Germ Cell Drivers: Transmission of Preconception Stress Across Generations

Front Hum Neurosci. 2021 Jul 12;15:642762. doi: 10.3389/fnhum.2021.642762. eCollection 2021.


Exposure to stress can accelerate maturation and hasten reproduction. Although potentially adaptive, the trade-off is higher risk for morbidity and mortality. In humans, the intergenerational effects of stress have been demonstrated, but the precise mechanisms are unknown. Strikingly, even if parental stress occurs prior to conception, as adults, their offspring show worse mental and physical health. Emerging evidence primarily from preclinical models suggests that epigenetic programming may encode preconception stress exposures in germ cells, potentially impacting the phenotype of the offspring. In this narrative review, we evaluate the strength of the evidence for this mechanism across animals and humans in both males and females. The strongest evidence comes from studies of male mice, in which paternal preconception stress is associated with a host of phenotypic changes in the offspring and stress-induced changes in the small non-coding RNA content in sperm have been implicated. Two recent studies in men provide evidence that some small non-coding RNAs in sperm are responsive to past and current stress, including some of the same ones identified in mice.
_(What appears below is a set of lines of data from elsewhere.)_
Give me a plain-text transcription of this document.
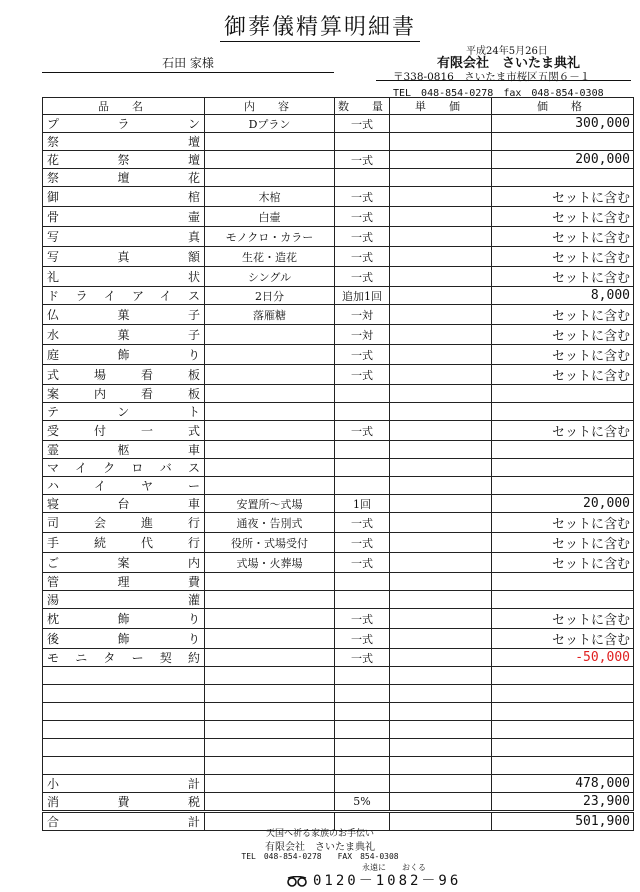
御葬儀精算明細書
平成24年5月26日
石田 家様	有限会社　さいたま典礼
〒338-0816　さいたま市桜区五関６－１
TEL　048-854-0278 fax　048-854-0308
品　名	内　容	数　量	単　価	価　格
プラン	Dプラン	一式		300,000
祭壇				
花祭壇		一式		200,000
祭壇花				
御棺	木棺	一式		セットに含む
骨壷	白壷	一式		セットに含む
写真	モノクロ・カラー	一式		セットに含む
写真額	生花・造花	一式		セットに含む
礼状	シングル	一式		セットに含む
ドライアイス	2日分	追加1回		8,000
仏菓子	落雁糖	一対		セットに含む
水菓子		一対		セットに含む
庭飾り		一式		セットに含む
式場看板		一式		セットに含む
案内看板				
テント				
受付一式		一式		セットに含む
霊柩車				
マイクロバス				
ハイヤー				
寝台車	安置所～式場	1回		20,000
司会進行	通夜・告別式	一式		セットに含む
手続代行	役所・式場受付	一式		セットに含む
ご案内	式場・火葬場	一式		セットに含む
管理費				
湯灌				
枕飾り		一式		セットに含む
後飾り		一式		セットに含む
モニター契約		一式		-50,000

小計				478,000
消費税		5%		23,900
合計				501,900
天国へ祈る家族のお手伝い
有限会社　さいたま典礼
TEL　048-854-0278　　FAX　854-0308
永遠に　　おくる
0120－1082－96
Although preliminary evidence suggests that findings from mice may map onto men, the next steps will be (1) considering whether stress type, severity, duration, and developmental timing affect germ cell epigenetic markers, (2) determining whether germ cell epigenetic markers contribute to disease risk in the offspring of stress-exposed parents, and (3) overcoming methodological challenges in order to extend this research to females.

Keywords: epigenetics; extracellular vesicles; germline; oocytes; small non-coding RNA; sperm; stress; trauma.